Ultimately, impressions of Genova were mixed. When leaving the station, I knew the general direction we needed to go in order to get to the Centro Storico, but I still wanted to find a tourist info place to get a map of the city. We headed down Via XX Settembre, which had an 18th-19th Century grandeur that reminded me of Vienna, but with attractively portico’d sidewalks. Once we got to Piazza Ferrari (which is lined with some wildly ornate Palazzi), we saw signs pointed towards a tourist info place, but wound up on a wild goose chase trying (and failing) to find it. Seriously, at the end of one block was a sign that said it was to the right. At the other end of that very same block was another sign that said it was to the left, but there was nothing in-between! Was this some kind of cruel joke? At any rate, we ended up buying an overpriced map from a newsstand and used that to navigate the city.
Genova is very claustrophobic. The old section, not counting the spacious harbor, has very few wide-open spaces, and is almost devoid of grand piazzas (save for Ferrari, but that’s outside the medieval section). The buildings are generally a story or three taller than those in Florence, and with the pedestrianized streets being so narrow, it feels as if they’re closing in on you. It was a difficult town to photograph as a result: I saw some really cool facades with interesting details and bas reliefs, and a lot of trompe l’oeil, but it was almost impossible to photograph much of it due to the narrowness and darkness of the streets. A lot of shops and restaurants had neon signs so as to stand out in the dimness. I noticed window ledges on some facades with ornate, scary faces staring down at the street, and that’s about all you could really see when gazing upwards.
The city’s main cathedral, Cattedrale di San Lorenzo, has an impressive façade, covered in byzantine gothic stripes and beautifully ornate rows of columns. Sadly, the damn thing was closed, so we couldn’t go inside. In fact, every single old chiesa that we saw toady was closed. Are they ever open to the public, or is Thursday Genova’s “all churches are closed” day?
But that leads me to my next observation – Genova is extremely untouristy, and we saw very few tourists while we were there - which is nice. Nowhere did we see people lining up to get into any old buildings, palazzi, or museums, and there were no people peddling tacky tourist crap from carts on the street. I saw a couple of people walking around with cameras, but that’s it. Genova doesn’t really have any serious historical buildings or museums to suck in the tourists (although it does have an apparently nice aquarium). You really have to take the Centro Storico itself as a whole. The non-touristy aspect was nice after dealing with some of Florence’s tourist-clogged arteries.

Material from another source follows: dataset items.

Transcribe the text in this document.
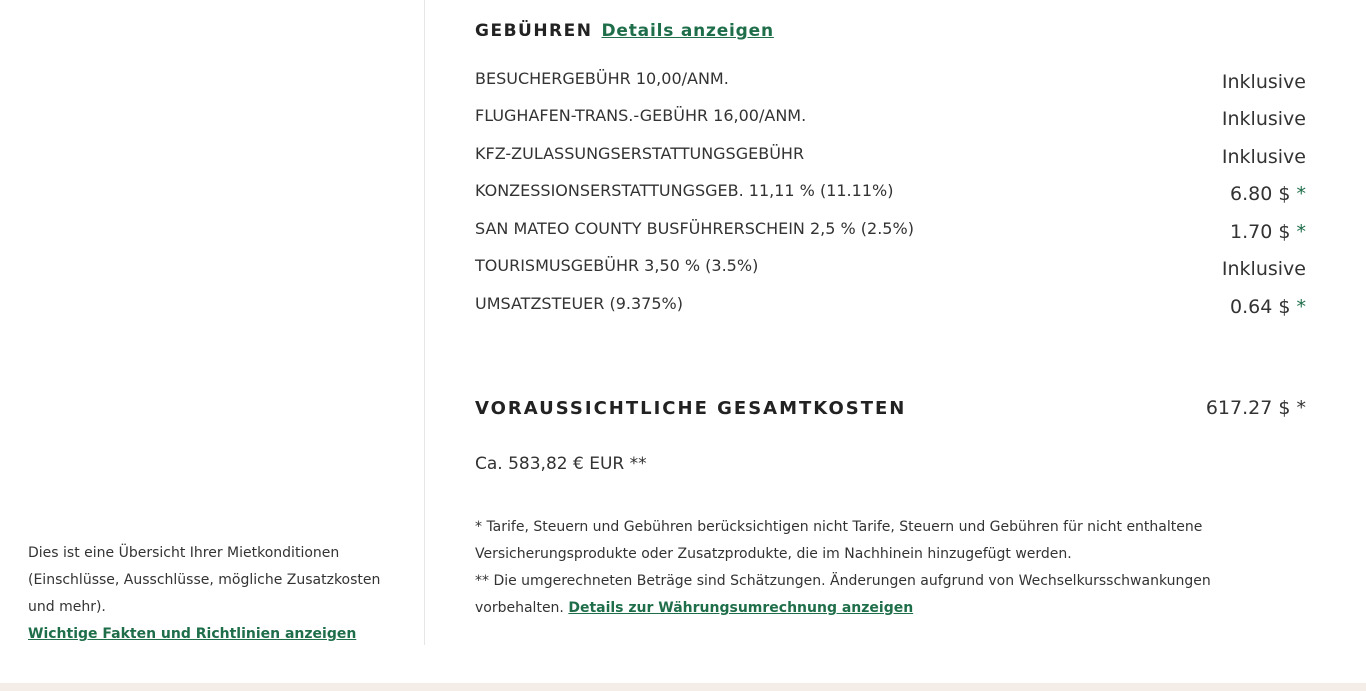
Dies ist eine Übersicht Ihrer Mietkonditionen (Einschlüsse, Ausschlüsse, mögliche Zusatzkosten und mehr).

Wichtige Fakten und Richtlinien anzeigen

GEBÜHREN Details anzeigen
BESUCHERGEBÜHR 10,00/ANM.	Inklusive
FLUGHAFEN-TRANS.-GEBÜHR 16,00/ANM.	Inklusive
KFZ-ZULASSUNGSERSTATTUNGSGEBÜHR	Inklusive
KONZESSIONSERSTATTUNGSGEB. 11,11 % (11.11%)	6.80 $ *
SAN MATEO COUNTY BUSFÜHRERSCHEIN 2,5 % (2.5%)	1.70 $ *
TOURISMUSGEBÜHR 3,50 % (3.5%)	Inklusive
UMSATZSTEUER (9.375%)	0.64 $ *
VORAUSSICHTLICHE GESAMTKOSTEN	617.27 $ *
Ca. 583,82 € EUR **

* Tarife, Steuern und Gebühren berücksichtigen nicht Tarife, Steuern und Gebühren für nicht enthaltene Versicherungsprodukte oder Zusatzprodukte, die im Nachhinein hinzugefügt werden.

** Die umgerechneten Beträge sind Schätzungen. Änderungen aufgrund von Wechselkursschwankungen vorbehalten. Details zur Währungsumrechnung anzeigen
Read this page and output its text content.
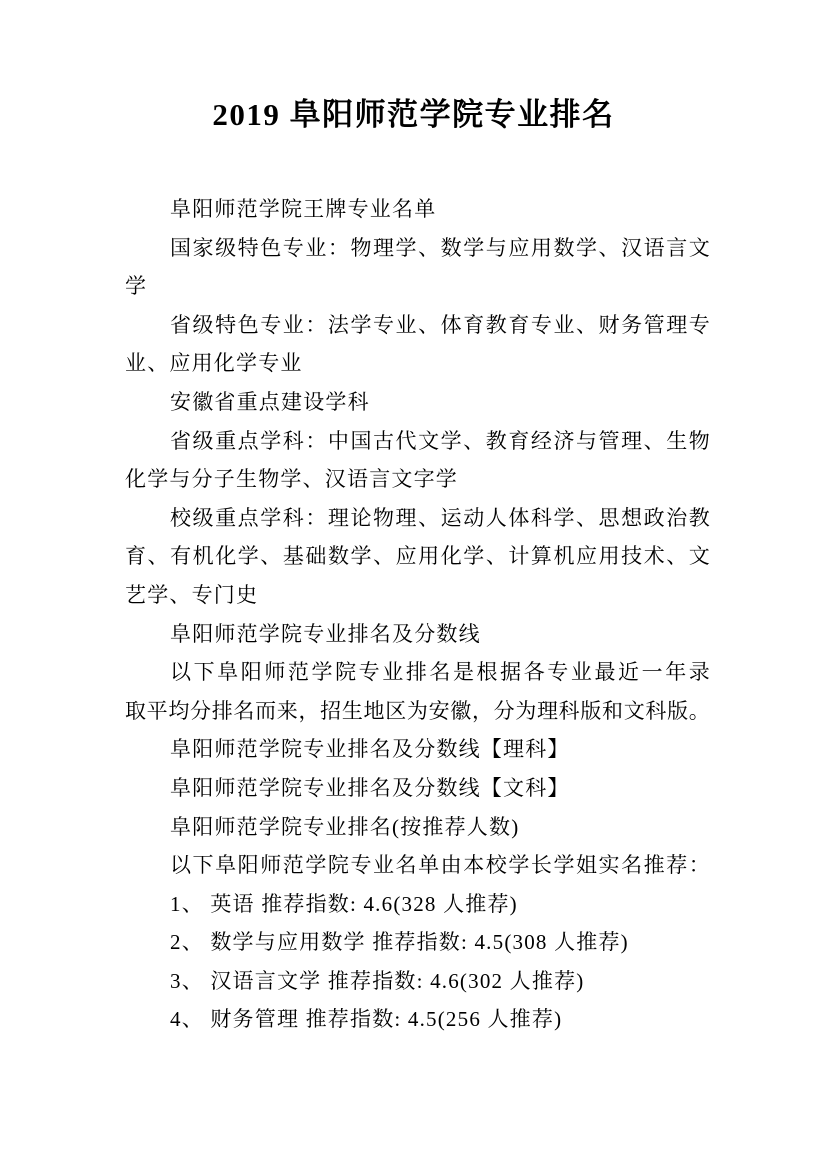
2019 阜阳师范学院专业排名
阜阳师范学院王牌专业名单
国家级特色专业：物理学、数学与应用数学、汉语言文
学
省级特色专业：法学专业、体育教育专业、财务管理专
业、应用化学专业
安徽省重点建设学科
省级重点学科：中国古代文学、教育经济与管理、生物
化学与分子生物学、汉语言文字学
校级重点学科：理论物理、运动人体科学、思想政治教
育、有机化学、基础数学、应用化学、计算机应用技术、文
艺学、专门史
阜阳师范学院专业排名及分数线
以下阜阳师范学院专业排名是根据各专业最近一年录
取平均分排名而来，招生地区为安徽，分为理科版和文科版。
阜阳师范学院专业排名及分数线【理科】
阜阳师范学院专业排名及分数线【文科】
阜阳师范学院专业排名(按推荐人数)
以下阜阳师范学院专业名单由本校学长学姐实名推荐：
1、 英语 推荐指数: 4.6(328 人推荐)
2、 数学与应用数学 推荐指数: 4.5(308 人推荐)
3、 汉语言文学 推荐指数: 4.6(302 人推荐)
4、 财务管理 推荐指数: 4.5(256 人推荐)
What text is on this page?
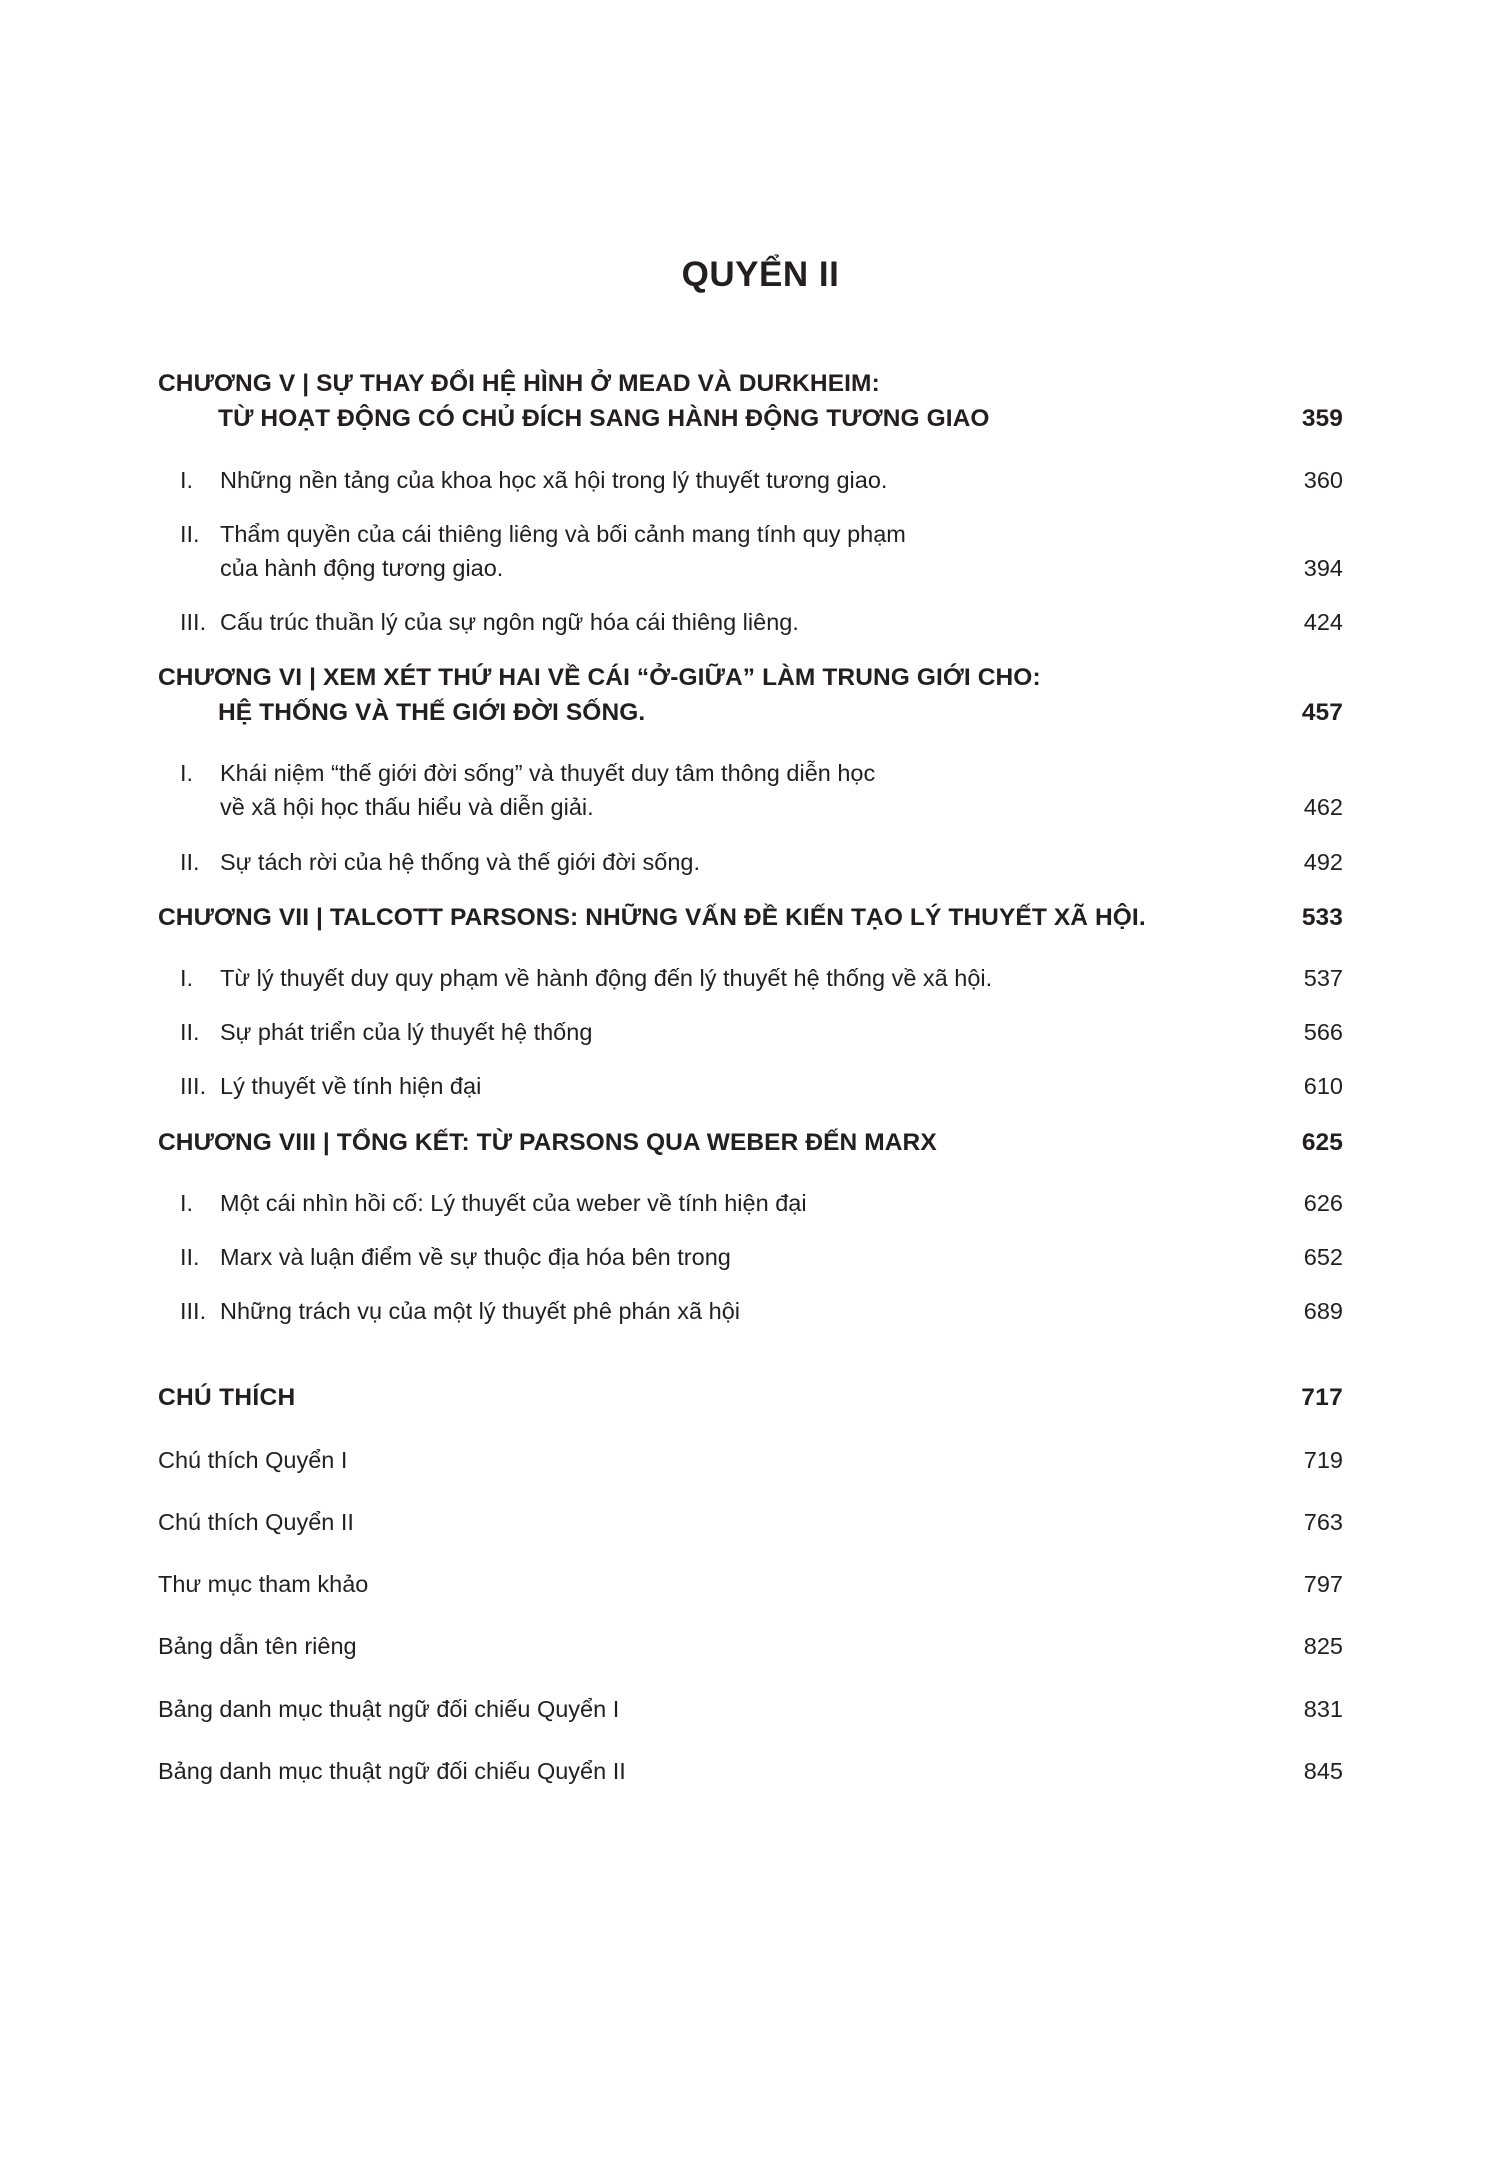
QUYỂN II
CHƯƠNG V | SỰ THAY ĐỔI HỆ HÌNH Ở MEAD VÀ DURKHEIM:
TỪ HOẠT ĐỘNG CÓ CHỦ ĐÍCH SANG HÀNH ĐỘNG TƯƠNG GIAO	359
I.	Những nền tảng của khoa học xã hội trong lý thuyết tương giao.	360
II. Thẩm quyền của cái thiêng liêng và bối cảnh mang tính quy phạm
của hành động tương giao.	394
III. Cấu trúc thuần lý của sự ngôn ngữ hóa cái thiêng liêng.	424
CHƯƠNG VI | XEM XÉT THỨ HAI VỀ CÁI “Ở-GIỮA” LÀM TRUNG GIỚI CHO:
HỆ THỐNG VÀ THẾ GIỚI ĐỜI SỐNG.	457
I.	Khái niệm “thế giới đời sống” và thuyết duy tâm thông diễn học
về xã hội học thấu hiểu và diễn giải.	462
II. Sự tách rời của hệ thống và thế giới đời sống.	492
CHƯƠNG VII | TALCOTT PARSONS: NHỮNG VẤN ĐỀ KIẾN TẠO LÝ THUYẾT XÃ HỘI.	533
I.	Từ lý thuyết duy quy phạm về hành động đến lý thuyết hệ thống về xã hội.	537
II. Sự phát triển của lý thuyết hệ thống	566
III. Lý thuyết về tính hiện đại	610
CHƯƠNG VIII | TỔNG KẾT: TỪ PARSONS QUA WEBER ĐẾN MARX	625
I.	Một cái nhìn hồi cố: Lý thuyết của weber về tính hiện đại	626
II. Marx và luận điểm về sự thuộc địa hóa bên trong	652
III. Những trách vụ của một lý thuyết phê phán xã hội	689
CHÚ THÍCH	717
Chú thích Quyển I	719
Chú thích Quyển II	763
Thư mục tham khảo	797
Bảng dẫn tên riêng	825
Bảng danh mục thuật ngữ đối chiếu Quyển I	831
Bảng danh mục thuật ngữ đối chiếu Quyển II	845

Genova also has a gritty edge to it. I’ve read that it’s got some seedy enclaves, a robust narcotics market, and areas you wouldn’t want to walk through alone late at night. While it felt safe during the day, we did walk through one medieval block, which amusingly, had several prostitutes standing around. I also noticed a lot of rough looking young guys in sweats with severe crew cuts and gold chains, kinda hanging out at random places, eyeing people suspiciously. Terezia says she saw some cracked-out looking faces. Definitely a different vibe from Florence.
At any rate, we wandered around Genova’s old section, up and down the hopping, narrow thoroughfare Via San Luca, down to the harbor, and back up towards the cool, medieval Porta Soprana gate and the St. Andrea cloister. We also walked through Via Garibaldi, a wider street lined with lavishly ornate palaces. We searched all the pizzerias for a cheap lunch of pizza or focaccia with pesto Genovese, but couldn’t find any! We settled on crappy non-pesto pizza from some place on Via San Lorenzo (we were hungry and weary), but found better gelato at Grom, up the street.
I’m still trying to get my head around Genova. It’s definitely an interesting place filled with less obvious charms, but we’re not exactly clamoring to go back and spend more time there. Based on what I saw, it didn’t appear to be worth more than a day trip. I’m glad we saw it, but unlike Siena, Florence, or even Bologna, there wasn’t enough there to really lure me back.
We ended up leaving a couple hours earlier than we originally planned. We got back to Vernazza in time to have some mediocre pesto pizza for dinner from the place just down the street. Now we can devote the next three days to the Cinque Terre!